As our article grew, both in length and popularity, we were hearing in the comments section that some of the masks weren’t very good. Since anyone could make a mask, and nobody knew what it meant to make an effective one, there was no quality control. So I started ordering them. For weeks, they arrived one or two a day, until eventually there were stacks sitting by my front door waiting to be tested. Since then, I’ve tried 43 myself. With the help of the rest of the Strategist team, we’re up to 61. Testing so many has helped me learn which types fit my face. It has also let me observe, up close, the constant shifts in mask innovation.
The best have a few things in common: (1) They pass the light test, something we learned about from Dr. Scott Segal, who headed up a materials study at Wake Forest Baptist Health. He suggests holding your mask up to the sun. The more light that passes through, the less effective the mask is. (2) They fit tightly to your face. (3) They have a bendable nose strip for a more snug — and if you’re a glasses-wearer, fog-free — fit. (4) They fasten with adjustable ear loops.
Then summer came. Suddenly, the thick masks we had all gotten used to were making our faces sweat. Companies launched new designs made of lightweight cottons and moisture-wicking synthetics. But just as a sigh of relief passed through our summer-appropriate masks, new information came out upending everything we thought we knew. That moisture-wicking material? It wicks those particles right out through the front of your mask, where they’re a greater threat to others. Every day, there was a new mask. And every other day, it seemed, there was a new study. We added disclosures to our articles and kept testing.
Maybe it was because the warmer weather meant everyone started hanging out outside again, but it started to matter a bit more what these masks actually looked like. Which means that, at this point, there is almost literally an option for everyone and by everyone — from Collina Strada to Phillip Lim, Crayola to Devo (they also have a face shield attached to their signature dome hat).

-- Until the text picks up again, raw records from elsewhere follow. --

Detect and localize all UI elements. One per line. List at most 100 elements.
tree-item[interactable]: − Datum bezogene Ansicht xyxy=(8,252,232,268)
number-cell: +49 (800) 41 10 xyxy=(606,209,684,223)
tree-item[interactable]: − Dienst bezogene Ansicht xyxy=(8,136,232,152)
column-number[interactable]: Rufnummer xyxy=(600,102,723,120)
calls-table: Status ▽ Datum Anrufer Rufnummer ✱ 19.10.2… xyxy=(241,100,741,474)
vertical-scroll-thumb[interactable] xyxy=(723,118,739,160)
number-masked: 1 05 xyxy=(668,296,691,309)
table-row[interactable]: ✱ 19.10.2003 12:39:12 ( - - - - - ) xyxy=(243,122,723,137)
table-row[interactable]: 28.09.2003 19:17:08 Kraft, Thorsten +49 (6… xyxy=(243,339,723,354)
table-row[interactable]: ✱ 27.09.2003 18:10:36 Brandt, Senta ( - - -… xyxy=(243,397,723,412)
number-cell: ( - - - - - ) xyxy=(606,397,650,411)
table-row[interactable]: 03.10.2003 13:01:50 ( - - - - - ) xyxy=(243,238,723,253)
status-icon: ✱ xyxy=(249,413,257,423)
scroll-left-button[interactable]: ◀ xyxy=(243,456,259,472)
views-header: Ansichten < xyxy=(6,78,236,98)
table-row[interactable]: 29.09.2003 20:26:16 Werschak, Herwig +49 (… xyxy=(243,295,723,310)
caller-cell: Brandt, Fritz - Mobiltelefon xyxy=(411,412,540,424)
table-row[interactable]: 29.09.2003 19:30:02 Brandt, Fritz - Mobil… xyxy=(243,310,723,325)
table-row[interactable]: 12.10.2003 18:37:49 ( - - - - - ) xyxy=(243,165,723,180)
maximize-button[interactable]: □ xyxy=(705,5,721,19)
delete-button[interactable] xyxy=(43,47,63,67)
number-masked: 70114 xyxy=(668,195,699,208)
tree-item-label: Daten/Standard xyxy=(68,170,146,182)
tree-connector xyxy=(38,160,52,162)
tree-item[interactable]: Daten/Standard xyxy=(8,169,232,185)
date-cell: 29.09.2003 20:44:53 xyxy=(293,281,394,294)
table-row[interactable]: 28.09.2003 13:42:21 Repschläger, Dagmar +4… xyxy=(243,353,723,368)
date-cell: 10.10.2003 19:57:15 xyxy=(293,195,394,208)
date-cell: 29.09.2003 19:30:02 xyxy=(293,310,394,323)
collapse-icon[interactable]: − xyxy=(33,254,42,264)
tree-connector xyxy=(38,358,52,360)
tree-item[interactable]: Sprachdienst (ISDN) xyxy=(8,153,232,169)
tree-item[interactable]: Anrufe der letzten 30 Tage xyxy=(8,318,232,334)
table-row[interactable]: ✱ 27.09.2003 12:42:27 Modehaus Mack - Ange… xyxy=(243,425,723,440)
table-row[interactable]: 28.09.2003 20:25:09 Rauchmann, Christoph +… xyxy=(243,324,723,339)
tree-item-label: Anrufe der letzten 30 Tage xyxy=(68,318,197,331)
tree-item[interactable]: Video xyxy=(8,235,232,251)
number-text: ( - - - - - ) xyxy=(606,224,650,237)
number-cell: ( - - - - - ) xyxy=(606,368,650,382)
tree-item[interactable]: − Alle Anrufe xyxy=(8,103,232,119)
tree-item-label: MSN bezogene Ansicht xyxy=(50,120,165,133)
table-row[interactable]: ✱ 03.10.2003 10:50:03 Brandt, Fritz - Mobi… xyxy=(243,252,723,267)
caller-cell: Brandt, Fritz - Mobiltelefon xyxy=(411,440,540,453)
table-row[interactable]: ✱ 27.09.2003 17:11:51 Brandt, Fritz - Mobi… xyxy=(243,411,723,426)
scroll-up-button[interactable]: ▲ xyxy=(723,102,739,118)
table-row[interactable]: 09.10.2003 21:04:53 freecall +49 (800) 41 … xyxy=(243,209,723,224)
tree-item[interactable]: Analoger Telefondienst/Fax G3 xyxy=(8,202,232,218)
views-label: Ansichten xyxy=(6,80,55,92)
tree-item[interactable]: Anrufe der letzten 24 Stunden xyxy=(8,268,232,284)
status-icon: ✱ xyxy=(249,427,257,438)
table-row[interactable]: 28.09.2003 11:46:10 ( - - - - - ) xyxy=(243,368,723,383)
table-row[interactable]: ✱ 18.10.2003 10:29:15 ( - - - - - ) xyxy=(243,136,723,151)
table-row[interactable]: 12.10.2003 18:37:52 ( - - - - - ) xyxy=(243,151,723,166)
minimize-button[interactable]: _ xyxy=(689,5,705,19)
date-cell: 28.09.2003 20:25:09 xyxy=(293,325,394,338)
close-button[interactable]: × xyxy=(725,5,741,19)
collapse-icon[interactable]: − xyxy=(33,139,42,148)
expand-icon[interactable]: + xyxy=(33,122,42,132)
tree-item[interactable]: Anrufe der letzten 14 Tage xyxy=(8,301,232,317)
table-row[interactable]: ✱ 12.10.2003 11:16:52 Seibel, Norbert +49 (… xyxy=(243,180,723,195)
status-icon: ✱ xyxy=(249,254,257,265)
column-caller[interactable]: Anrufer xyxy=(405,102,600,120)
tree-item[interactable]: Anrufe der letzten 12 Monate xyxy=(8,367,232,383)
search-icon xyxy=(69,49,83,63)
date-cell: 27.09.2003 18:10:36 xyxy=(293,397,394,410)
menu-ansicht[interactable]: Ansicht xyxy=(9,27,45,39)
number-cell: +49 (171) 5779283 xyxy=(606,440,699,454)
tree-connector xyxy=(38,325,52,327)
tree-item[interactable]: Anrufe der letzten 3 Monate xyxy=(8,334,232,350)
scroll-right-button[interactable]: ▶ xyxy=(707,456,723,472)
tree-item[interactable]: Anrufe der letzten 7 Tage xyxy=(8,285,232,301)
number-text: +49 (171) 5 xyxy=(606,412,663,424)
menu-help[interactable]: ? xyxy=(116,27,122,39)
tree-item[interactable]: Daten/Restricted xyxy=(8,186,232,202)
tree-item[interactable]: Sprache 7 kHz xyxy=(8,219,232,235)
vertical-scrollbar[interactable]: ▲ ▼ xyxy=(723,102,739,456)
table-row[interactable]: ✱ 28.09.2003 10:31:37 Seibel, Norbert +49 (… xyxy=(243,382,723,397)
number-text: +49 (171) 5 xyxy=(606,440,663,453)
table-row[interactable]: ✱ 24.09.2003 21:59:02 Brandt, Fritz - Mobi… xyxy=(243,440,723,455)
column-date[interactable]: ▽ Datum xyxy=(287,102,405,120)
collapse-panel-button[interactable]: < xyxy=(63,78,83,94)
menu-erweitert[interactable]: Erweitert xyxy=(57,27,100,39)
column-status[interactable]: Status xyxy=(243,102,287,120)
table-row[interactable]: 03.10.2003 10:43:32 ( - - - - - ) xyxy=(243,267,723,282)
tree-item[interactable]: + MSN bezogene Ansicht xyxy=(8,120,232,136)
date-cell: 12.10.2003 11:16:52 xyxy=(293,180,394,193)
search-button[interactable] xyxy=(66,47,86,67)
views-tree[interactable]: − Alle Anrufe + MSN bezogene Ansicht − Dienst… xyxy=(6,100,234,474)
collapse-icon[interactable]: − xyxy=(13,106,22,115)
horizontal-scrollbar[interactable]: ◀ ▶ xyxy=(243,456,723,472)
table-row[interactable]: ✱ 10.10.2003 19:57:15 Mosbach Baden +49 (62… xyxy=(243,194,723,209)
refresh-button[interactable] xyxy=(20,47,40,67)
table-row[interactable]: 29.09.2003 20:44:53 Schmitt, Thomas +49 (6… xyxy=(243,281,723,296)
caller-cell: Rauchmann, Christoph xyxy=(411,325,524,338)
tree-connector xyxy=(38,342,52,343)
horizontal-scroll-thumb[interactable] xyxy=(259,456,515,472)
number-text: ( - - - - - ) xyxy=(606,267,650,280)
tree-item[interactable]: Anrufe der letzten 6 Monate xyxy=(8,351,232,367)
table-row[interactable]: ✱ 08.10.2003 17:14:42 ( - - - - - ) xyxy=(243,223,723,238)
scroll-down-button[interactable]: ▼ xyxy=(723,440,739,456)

Even in such a short time, we’ve watched micro mask trends come and go. Batik and Ankara fabric masks were popular in the beginning, when they were cited as good choices in a study out of Wake Forest. Then came florals, bandanna prints, protest masks, and masks covered in ruffles, lace, sequins, and tassels. Stacey Abrams has a vote mask that benefits her nonprofit. There are limited-edition masks from Proenza Schouler, a $1.5 million diamond-encrusted mask by Israeli jewelry brand Yvel. And there are certain masks that more quietly signal status. For instance, the crew who work at and circle around the Lower East Side restaurant Cervo’s tend to wear masks from designer–drag performer Steak Diane. Teens have their own rules: They’re customizing them with markers and Drake lyrics.
In early summer, influencer Lara Eurdolian launched a line of gold mask chains. Within days, dozens, then hundreds, of sellers were producing look-alikes. Then came the ear savers, clips, and headbands, meant to make the elastic less uncomfortable. (Those too have been big business — one Etsy shop, called “MASKCoUS,” has sold more than 10,000 ear savers in two months.) Soon there will be masks that make our clumsy, early attempts at protection look futile: ones that can stymie the virus upon contact, others that can amplify the wearer’s voice. But this is where we are six months in.